We built the application on the popular R-Shiny framework. The R-Shiny framework makes it easy to build interactive web applications straight from a R-hosted database. Shiny combines the computational power of R with the interactivity of a website, providing the key necessary components to deliver the end application desired by the client that users can visit via an embedded webpage.
The map allows users to explore the breadth and depth of conservation efforts Save the Sound has invested in across the Long Island Sound Region. Users will arrive at a map displaying all projects and information. On the left hand legend, users can toggle between icons that indicate various programs, search tags, and filter by both project type and year. All of this functionality provides multiple ways to help users acquaint themselves with the information provided on the map, expanding both the time they spend exploring the information and educating themselves on the impact of these efforts. Moreover, users can pan, zoom, and geolocate to an area of interest.
The Commons’s Widget Building Process
The process to produce the final mapping application required a deceptively substantial number of steps to align on expectations, develop widgets, and deliver results.
First, we always scope out the project goals with the client. Our team recognizes the importance of aligning with our client at the gate before any development begins.

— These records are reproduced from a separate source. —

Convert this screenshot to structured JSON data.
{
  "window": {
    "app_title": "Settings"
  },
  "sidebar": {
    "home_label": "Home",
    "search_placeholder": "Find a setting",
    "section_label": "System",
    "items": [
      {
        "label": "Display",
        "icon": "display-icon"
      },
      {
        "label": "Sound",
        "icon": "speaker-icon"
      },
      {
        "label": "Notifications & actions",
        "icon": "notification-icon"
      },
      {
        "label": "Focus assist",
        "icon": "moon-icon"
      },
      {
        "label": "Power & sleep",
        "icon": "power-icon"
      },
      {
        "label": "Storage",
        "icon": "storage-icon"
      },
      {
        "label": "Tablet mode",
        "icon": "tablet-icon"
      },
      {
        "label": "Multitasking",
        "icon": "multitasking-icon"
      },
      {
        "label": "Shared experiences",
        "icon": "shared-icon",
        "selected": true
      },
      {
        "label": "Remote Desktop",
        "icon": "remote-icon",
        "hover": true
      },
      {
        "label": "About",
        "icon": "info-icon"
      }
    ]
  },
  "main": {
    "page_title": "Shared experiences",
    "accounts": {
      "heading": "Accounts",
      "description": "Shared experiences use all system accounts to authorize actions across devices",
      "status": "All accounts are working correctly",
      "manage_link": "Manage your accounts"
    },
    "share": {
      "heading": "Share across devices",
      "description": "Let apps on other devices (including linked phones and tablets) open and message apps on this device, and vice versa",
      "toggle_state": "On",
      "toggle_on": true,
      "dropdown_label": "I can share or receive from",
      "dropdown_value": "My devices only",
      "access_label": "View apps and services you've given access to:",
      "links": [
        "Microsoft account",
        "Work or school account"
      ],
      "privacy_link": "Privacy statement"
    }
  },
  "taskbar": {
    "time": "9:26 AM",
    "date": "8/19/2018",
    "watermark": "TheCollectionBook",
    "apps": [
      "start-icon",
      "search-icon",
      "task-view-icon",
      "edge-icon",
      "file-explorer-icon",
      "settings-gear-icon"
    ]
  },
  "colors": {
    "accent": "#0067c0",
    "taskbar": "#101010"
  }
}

Second, we collect all of the data from the client that they intend to have displayed on the map. Often, as was the case here, we need to spend some time restructuring the data. Considering that data populating this map arrived from eight distinct programs, we had to spend time working with the client to identify parameters to include, clean data, and structure it for inclusion for each individual program. While the investment in time and attention at the beginning may feel excessive, the end result of this investment in cleaning is invaluable not only for a more reliable application but also to meet the client’s desire to be able to manage and maintain the application in-house after the completion of the project.
Third, we build the back end of the R-shiny application to make sure that all of the data, components, and features are included in the final widget. For those that are not familiar with software development, this building component is where our team takes all of the requests made by the client to build the final application. So every time the client asks for a small change, we go back to the “build” to make updates.
Finally, our team enters the user interface design phase of the project. Here, we take all of the features and functionality that we built in the R-Shiny application and build a branded, user-friendly wrapper. The application behaves as expected and desired across all devices and operating systems. The styling gives our team a chance to show our aesthetic chops while also aligning in-house branding guidelines by the client.
Behind the aesthetically driven interface, the application is fed by a Google Sheets structured to complement the client’s data management workflow. Because the client will ultimately hold responsibility for managing and updating the data, the workflow had to align with their current systems and procedures as closely as possible. By using Google Sheets that feed directly to the R-Shiny application, the client benefits from database control without the complexity of an Amazon Web Services (AWS) or Google Cloud Instance, both of which offer great data management opportunities but would only add unnecessary complexity to this application. Going forward, the system allows for a simple update to the Google Sheet to result in an update to the public mapping application.
In an effort to hand the keys completely over to the client after the completion of the project, we set up the system so that the client can alter additional elements beyond the data feeding the system. This includes updating descriptive text, changing or adding pictures, refreshing logo images, altering marker size, and linking external weblinks. Ultimately, as Save the Sound continues to make an impact across their region, they can update the content in-house, without relying on additional support from The Commons team.
Going forward, we set up the client to manage the hosting of the application via Shinyapps.io. This user friendly platform offers a cost-effective solution to reliably maintain the application in house. The client can manage this service without having the technical expertise required to build the application itself.